My sad landlord — Uzor Maxim Uzoatu

It was exactly at 7 am on Friday, March 27, 2020 that my wife frantically called for my attention that a man in plain clothes who introduced himself as a policeman had come to arrest her. 

I came out of the house immediately and saw a man in T-shirt who said that my then landlord in Awka had invited him to arrest my wife. 

I told the policeman to allow my wife go to the hospital to keep her scheduled appointment with her doctors before coming to the police station. 

I gave the policeman my name, and he asked for my phone number which I quickly supplied before asking for his own name.

He showed me his ID card and insisted that my wife must report to the “B” Division police station after the hospital treatment.   

The landlord then came down from his upstairs lodgings and met the policeman, shouting that he built his house and anybody who cannot abide by his rules must leave his house.

In the morning of the previous day, the landlord had locked the smaller gate leading into the compound, and my wife who had gone out came back knocking for about 30 minutes. The landlord came out, saw my wife and went back to his apartment without opening the gate. 

When my wife eventually got in she told the landlord: “Where is your humanity?” 

I guess it was this statement made by my wife that led the landlord to go to the police to claim that my wife had threatened him! 

Going further back, at about 2 pm on Wednesday, February 12, 2020 I witnessed a scene straight out of a Franz Kafka novel: Nightmarish! 

I was inside the house when my second son said that a man he didn’t know was looking for “Mr. Uzoatu.” 

I was surprised that anybody could be looking for “Mr. Uzoatu” because only a few family members knew I was living there.

I came out and beheld a youngish man who introduced himself as a court bailiff who gave me a paper that read: “In The Magistrate Court Of Anambra State Of Nigeria – In The Magistrate Court Of Awka Magisterial District Holden At Awka. Suit No. MAW/Rp/372/2020. Between: Barr. Obi Okonkwo (Suing through his Attorney, Barr. Albert Okwudinka) Plaintiff And Mr. Uzoatu Uzor Maxim Defendant.”

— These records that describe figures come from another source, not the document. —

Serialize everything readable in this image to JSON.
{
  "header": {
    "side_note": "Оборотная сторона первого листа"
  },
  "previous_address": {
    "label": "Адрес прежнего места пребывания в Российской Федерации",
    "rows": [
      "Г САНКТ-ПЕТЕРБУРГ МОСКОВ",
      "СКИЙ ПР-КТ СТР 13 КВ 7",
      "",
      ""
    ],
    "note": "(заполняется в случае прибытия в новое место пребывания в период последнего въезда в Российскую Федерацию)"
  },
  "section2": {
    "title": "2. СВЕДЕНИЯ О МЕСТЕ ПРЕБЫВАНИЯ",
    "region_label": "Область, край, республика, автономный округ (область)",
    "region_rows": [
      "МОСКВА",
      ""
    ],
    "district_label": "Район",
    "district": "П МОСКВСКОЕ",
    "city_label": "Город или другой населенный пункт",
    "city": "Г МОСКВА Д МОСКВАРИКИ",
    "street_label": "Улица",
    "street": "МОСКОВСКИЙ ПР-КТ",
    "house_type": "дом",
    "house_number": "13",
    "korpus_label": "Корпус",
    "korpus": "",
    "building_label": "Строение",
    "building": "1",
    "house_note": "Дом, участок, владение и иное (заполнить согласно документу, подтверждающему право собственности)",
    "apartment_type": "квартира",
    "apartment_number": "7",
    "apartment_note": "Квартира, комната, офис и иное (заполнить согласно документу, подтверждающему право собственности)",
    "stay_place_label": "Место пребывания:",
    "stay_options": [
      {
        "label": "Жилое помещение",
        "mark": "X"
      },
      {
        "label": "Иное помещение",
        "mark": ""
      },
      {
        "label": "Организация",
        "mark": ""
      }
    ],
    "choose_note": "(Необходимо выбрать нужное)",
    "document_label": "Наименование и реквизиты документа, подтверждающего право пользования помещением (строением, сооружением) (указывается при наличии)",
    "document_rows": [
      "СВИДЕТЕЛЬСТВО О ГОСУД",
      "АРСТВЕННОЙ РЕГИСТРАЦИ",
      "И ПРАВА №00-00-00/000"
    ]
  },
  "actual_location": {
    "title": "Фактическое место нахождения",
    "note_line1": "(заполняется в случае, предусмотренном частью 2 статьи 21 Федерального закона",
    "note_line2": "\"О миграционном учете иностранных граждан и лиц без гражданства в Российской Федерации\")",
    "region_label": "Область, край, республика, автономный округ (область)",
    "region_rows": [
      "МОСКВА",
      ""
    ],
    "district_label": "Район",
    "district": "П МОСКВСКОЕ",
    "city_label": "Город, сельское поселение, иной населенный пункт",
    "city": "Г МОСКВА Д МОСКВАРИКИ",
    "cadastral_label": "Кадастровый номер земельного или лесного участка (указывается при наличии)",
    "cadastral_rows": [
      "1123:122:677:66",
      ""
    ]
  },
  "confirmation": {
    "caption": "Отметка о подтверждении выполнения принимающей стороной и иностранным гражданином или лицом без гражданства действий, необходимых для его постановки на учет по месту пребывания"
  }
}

The paper then went on: “NOTICE TO QUIT: I, Barr. Albert Okwudinka, an Attorney and Solicitor to your Landlord Barr. Obi Okonkwo and on his behalf, hereby give you SIX MONTHS NOTICE TO QUIT and deliver possession of THREE BEDROOM APARTMENT and appuretenances (sic) thereto, situate at No. 7 Olisaonyeka Close Commissioners Quarters, Ifite Awka Anambra State which you hold as a tenant thereof on or before the 31st day of August, 2020. Dated this 12th day of February, 2020.” 

The paper bore the Nigerian Bar Association (NBA) stamp of Albert Nwabufo Okwudinka. 

Astonished, I told the bailiff that I had not been charged to court as a Defendant or whatsoever, adding: “I never made any appearance in your court.” 

I went into the house to fetch a N400,000 receipt issued by the landlord which clearly stated that my rent would last up to August 31, 2020.

Well, it was then it became clear to me why three tenants had packed out of the building in the three months we lived there – after unprintable shouting matches with the landlord and his wife.  

The rent was fixed at a steep N400,000 (Four Hundred Thousand Naira) per annum which I had promptly paid.

Even as the rent covered the water needs, the landlord demanded for N3,500 (Three Thousand, Five Hundred Naira) to repair the pumping-machine which I duly paid.

Ever since, I have lost count of the number of times my family has had to fetch water with jerry cans from outside. 

The landlord asked me to pay N6,200 (Six Thousand and Two Hundred Naira) for the clearance of the general sewage after only three months of stay, which I paid.    

A clear and present danger to the family was the unhealthy poultry the landlord put directly behind our apartment which oozed unbearable stench. 

The landlord always insisted that one must submit the originals of PHCN receipts for him to keep.

I can understand a landlord asking me to pack out of his house when my rent expired, and I would duly pack out according to the law of the land, but trying to evict me by violent underhand means when my rent was still running was quite primitive.  

As I was still a bona-fide tenant, I deserved to have free and unfettered access in and out of the compound. 

The landlord’s insistence on locking the gate at night and opening it in the morning as he liked led to my wife telling the landlord that he lacked humanity. 

He kept the only key, and not even prisoners were treated arbitrarily this way, and I had been informed of the landlord’s fondness for sinister use of the police and the courts.

It topped the class in evil to plot the arrest of an unwell woman on a Friday in the vain bid to make her spend the weekend in a police cell. 

It smacked of satanic oppression to break the law by locking out a paying tenant only to run to the police to arrest the victim. 

I wrote a petition to the then Anambra State Police Commissioner which was followed up by some civil society leaders.

The landlord got shamed and sad when the Police Commissioner ordered his officers to henceforth refuse to do the man’s diabolical bidding.